A record 55-percent share of Americans are alarmed by President Joe Biden’s mass migration into their communities, society, and workplaces, according to Gallup.
“The survey finds a record-high 55% of U.S. adults, up eight points from last year, saying that ‘large numbers of immigrants entering the United States illegally’ is a critical threat to U.S. vital interests,” Gallup reported.
The prior record was 50 percent in 2004, which was reached amid post-9/11 concerns about the government’s refusal to exclude hostile ideologies and potential terrorists.
In the March 7 State of the Union speech, Biden is expected to blame Republicans for his carefully planned mass migration that has imported at least 7 million poor people. That anti-American policy is dragging down his poll ratings amid good economic growth and low unemployment.
Gallup also noted:
Significantly more Americans name immigration as the most important problem facing the U.S. (28%) than did a month ago (20%). Immigration has now passed the government [and “the economy”] as the most often cited problem, after the two issues tied for the top position the past two months.
Many other polls show the public is worried about the federal government’s ruthless policy of extracting workers, consumers, and renters from poor countries to inflate the U.S. economy and the government’s tax inflow.
For example, almost 70 percent of Americans say Americans would benefit from new curbs on migration at the southern border, according to an Economist/YouGov survey in mid-February of 1,671 citizens. The “worse off” group includes 63 percent of Republicans and 42 percent of independents, but only 15 percent of Democrats.
“We’ve got to stop calling it ‘immigration,’” Sen. Marco Rubio (R-FL) told Fox News on February 28. “It’s not immigration. This is a Mass Migration … No other country in the world would tolerate it, and we are paying the price for it right now in real-time with real American victims.”
The federal policy of mass migration is pushed by progressives who hate the border that protects Americans’ society from migration and also by investor groups who use the taxpayer-supported migration to spike their stock market wealth.
The pro-migration alliance of progressives and investors has a huge influence in the national media. For example, the Wall Street Journal claimed on March 7 that a new “survey finds broad support for the kind of comprehensive immigration reform that has repeatedly failed in recent years.”
But a plurality of Americans say legal and illegal migration makes the nation “worse off,” YouGov noted in a February 1 analysis:
31% of Americans say immigration generally makes the U.S. better off, while 37% say it makes the U.S. worse off. Another 18% say it doesn’t make much difference, and 14% aren’t sure.
Among Americans who say immigration generally makes the U.S. better off, only 4% name it as their most important issue. That figure is 27% for Americans who think immigration generally makes the U.S. worse off.
Democrats, college graduates, and young Americans are more likely to think of immigration in a generally positive way, while Republicans, non-college graduates, and older Americans are more likely to think of immigration negatively.

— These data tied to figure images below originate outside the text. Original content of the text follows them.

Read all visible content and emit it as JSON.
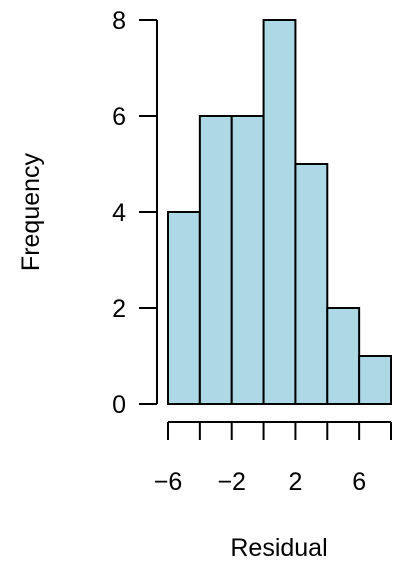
{
  "chart_data": {
    "type": "histogram",
    "xlabel": "Residual",
    "ylabel": "Frequency",
    "bins": [
      {
        "start": -6,
        "end": -4,
        "count": 4
      },
      {
        "start": -4,
        "end": -2,
        "count": 6
      },
      {
        "start": -2,
        "end": 0,
        "count": 6
      },
      {
        "start": 0,
        "end": 2,
        "count": 8
      },
      {
        "start": 2,
        "end": 4,
        "count": 5
      },
      {
        "start": 4,
        "end": 6,
        "count": 2
      },
      {
        "start": 6,
        "end": 8,
        "count": 1
      }
    ],
    "xlim": [
      -6,
      8
    ],
    "ylim": [
      0,
      8
    ],
    "x_ticks": [
      -6,
      -4,
      -2,
      0,
      2,
      4,
      6,
      8
    ],
    "x_tick_labels": [
      {
        "value": -6,
        "label": "−6"
      },
      {
        "value": -2,
        "label": "−2"
      },
      {
        "value": 2,
        "label": "2"
      },
      {
        "value": 6,
        "label": "6"
      }
    ],
    "y_ticks": [
      0,
      2,
      4,
      6,
      8
    ],
    "y_tick_labels": [
      "0",
      "2",
      "4",
      "6",
      "8"
    ],
    "bar_color": "#add8e6",
    "edge_color": "#000000",
    "grid": false
  }
}
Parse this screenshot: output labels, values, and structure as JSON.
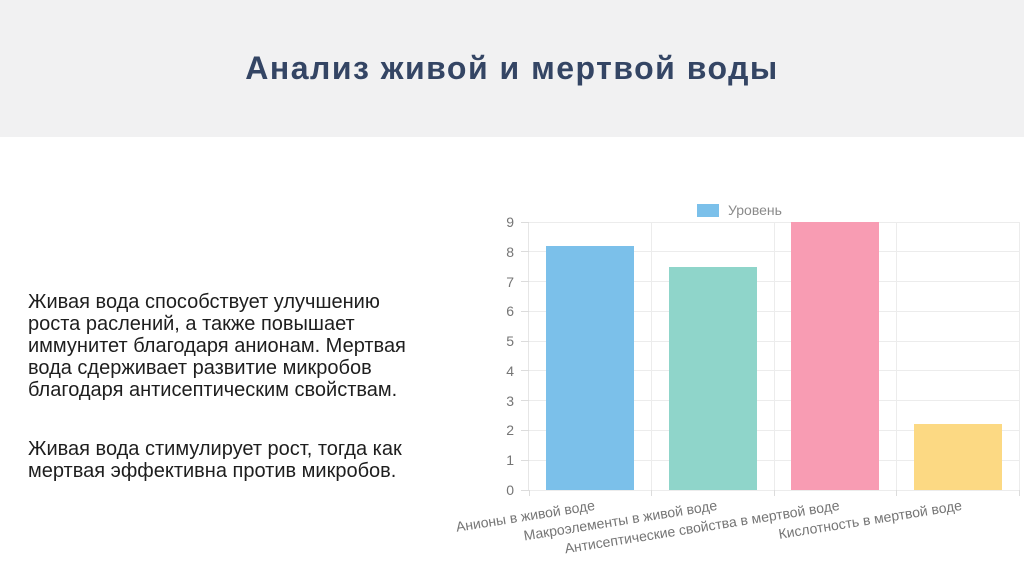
{
  "slide": {
    "title": "Анализ живой и мертвой воды",
    "paragraphs": [
      "Живая вода способствует улучшению\nроста раслений, а также повышает\nиммунитет благодаря анионам. Мертвая\nвода сдерживает развитие микробов\nблагодаря антисептическим свойствам.",
      "Живая вода стимулирует рост, тогда как\nмертвая эффективна против микробов."
    ]
  },
  "chart_data": {
    "type": "bar",
    "title": "",
    "categories": [
      "Анионы в живой воде",
      "Макроэлементы в живой воде",
      "Антисептические свойства в мертвой воде",
      "Кислотность в мертвой воде"
    ],
    "series": [
      {
        "name": "Уровень",
        "values": [
          8.2,
          7.5,
          9,
          2.2
        ]
      }
    ],
    "bar_colors": [
      "#7bc0ea",
      "#8fd5ca",
      "#f89cb3",
      "#fcd983"
    ],
    "legend_swatch_color": "#7bc0ea",
    "ylim": [
      0,
      9
    ],
    "ytick_step": 1,
    "grid": true,
    "legend_position": "top",
    "xlabel": "",
    "ylabel": ""
  },
  "colors": {
    "header_bg": "#f1f1f2",
    "title_text": "#344564",
    "body_text": "#1e1e1e",
    "axis_text": "#757575",
    "legend_text": "#8a8a8a",
    "gridline": "#ececec"
  }
}
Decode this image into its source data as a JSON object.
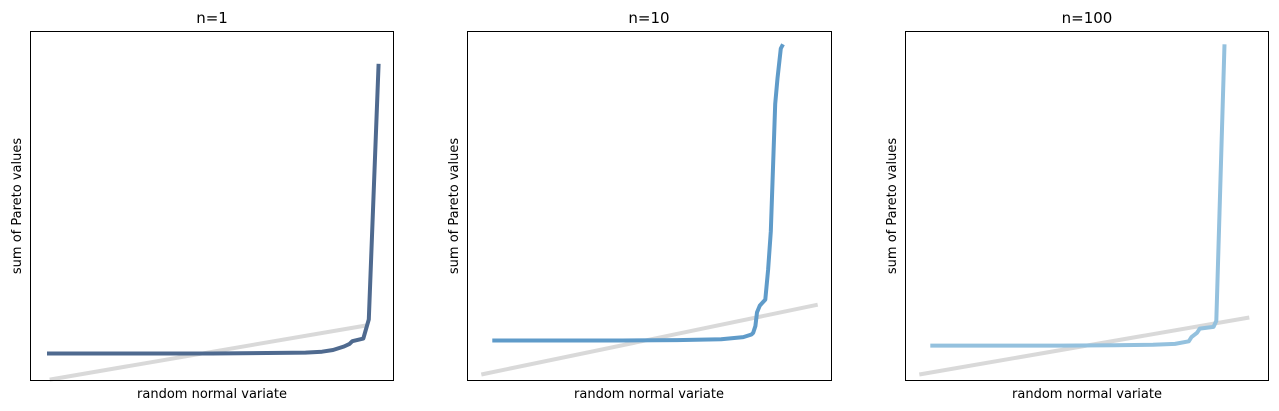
{
  "chart_data": [
    {
      "type": "line",
      "title": "n=1",
      "xlabel": "random normal variate",
      "ylabel": "sum of Pareto values",
      "xticks": false,
      "yticks": false,
      "xlim": [
        -3.3,
        3.3
      ],
      "ylim": [
        -2,
        38
      ],
      "series": [
        {
          "role": "sample",
          "color": "#4f6a8f",
          "x": [
            -3.0,
            -2.0,
            -1.0,
            0.0,
            1.0,
            1.7,
            2.0,
            2.2,
            2.4,
            2.5,
            2.55,
            2.75,
            2.85,
            3.03
          ],
          "y": [
            1.1,
            1.1,
            1.1,
            1.1,
            1.15,
            1.2,
            1.3,
            1.5,
            1.9,
            2.2,
            2.5,
            2.8,
            5.0,
            34.3
          ]
        },
        {
          "role": "reference",
          "color": "#d9d9d9",
          "x": [
            -2.95,
            2.8
          ],
          "y": [
            -1.9,
            4.3
          ]
        }
      ]
    },
    {
      "type": "line",
      "title": "n=10",
      "xlabel": "random normal variate",
      "ylabel": "sum of Pareto values",
      "xticks": false,
      "yticks": false,
      "xlim": [
        -3.3,
        3.3
      ],
      "ylim": [
        -4,
        37
      ],
      "series": [
        {
          "role": "sample",
          "color": "#5f9bc9",
          "x": [
            -2.85,
            -1.5,
            -0.5,
            0.5,
            1.3,
            1.7,
            1.85,
            1.88,
            1.92,
            1.95,
            2.0,
            2.1,
            2.15,
            2.2,
            2.28,
            2.32,
            2.38,
            2.42
          ],
          "y": [
            0.7,
            0.7,
            0.7,
            0.75,
            0.85,
            1.1,
            1.4,
            1.6,
            2.4,
            4.0,
            4.8,
            5.5,
            9.0,
            13.5,
            28.5,
            31.5,
            35.0,
            35.5
          ],
          "__note_x_y_pairs_continue": null
        },
        {
          "role": "reference",
          "color": "#d9d9d9",
          "x": [
            -3.05,
            3.05
          ],
          "y": [
            -3.3,
            4.9
          ]
        }
      ]
    },
    {
      "type": "line",
      "title": "n=100",
      "xlabel": "random normal variate",
      "ylabel": "sum of Pareto values",
      "xticks": false,
      "yticks": false,
      "xlim": [
        -3.3,
        3.3
      ],
      "ylim": [
        -4,
        37
      ],
      "series": [
        {
          "role": "sample",
          "color": "#94c1de",
          "x": [
            -2.85,
            -1.5,
            -0.5,
            0.5,
            1.2,
            1.6,
            1.85,
            1.9,
            2.0,
            2.05,
            2.3,
            2.35,
            2.5
          ],
          "y": [
            0.1,
            0.1,
            0.1,
            0.15,
            0.2,
            0.3,
            0.6,
            1.1,
            1.6,
            2.1,
            2.3,
            3.0,
            35.5
          ]
        },
        {
          "role": "reference",
          "color": "#d9d9d9",
          "x": [
            -3.05,
            2.95
          ],
          "y": [
            -3.3,
            3.4
          ]
        }
      ]
    }
  ]
}
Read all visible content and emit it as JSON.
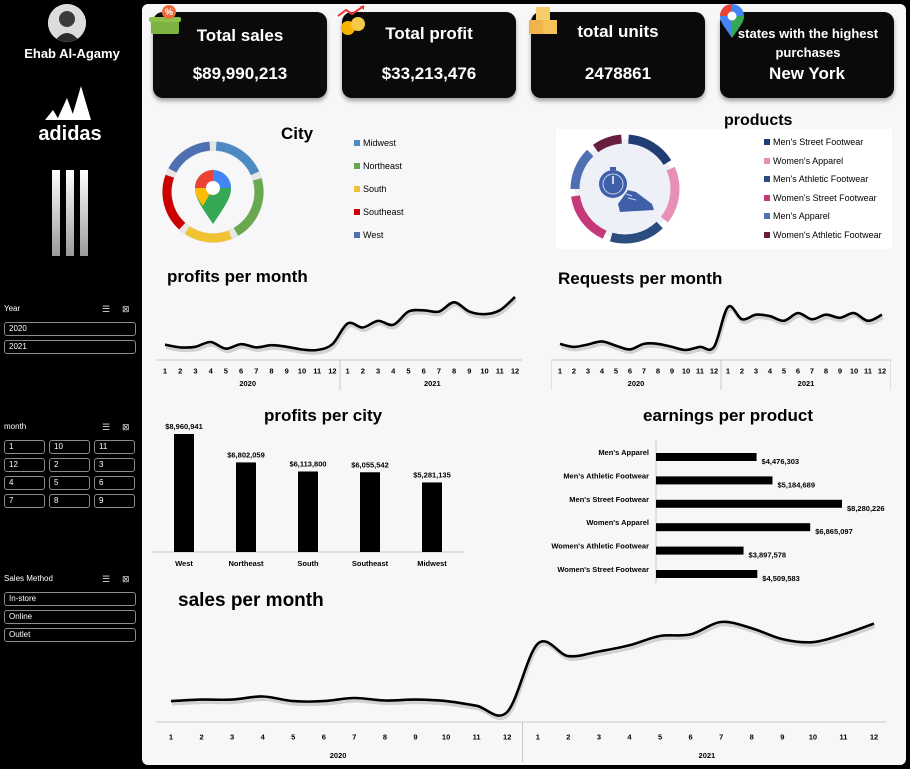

The 37 percent “worse off” is almost double the share from June 2021, when only 20 percent said immigration makes the “nation worse off.”
The “better off” number is now 31 percent, sharply down from 40 percent in June 2021.
A new report from the Congressional Budget Office reinforces the vast evidence that the federal policy of Extraction Migration shifts family wages and workplace investment toward Wall Street, real estate, coastal states, and government.
The economic policy is very unpopular, in part, because it also diverts politicians’ focus away from American communities and the “deaths of despair” among discarded Americans, such as homeless, drug addicts, and prostitutes.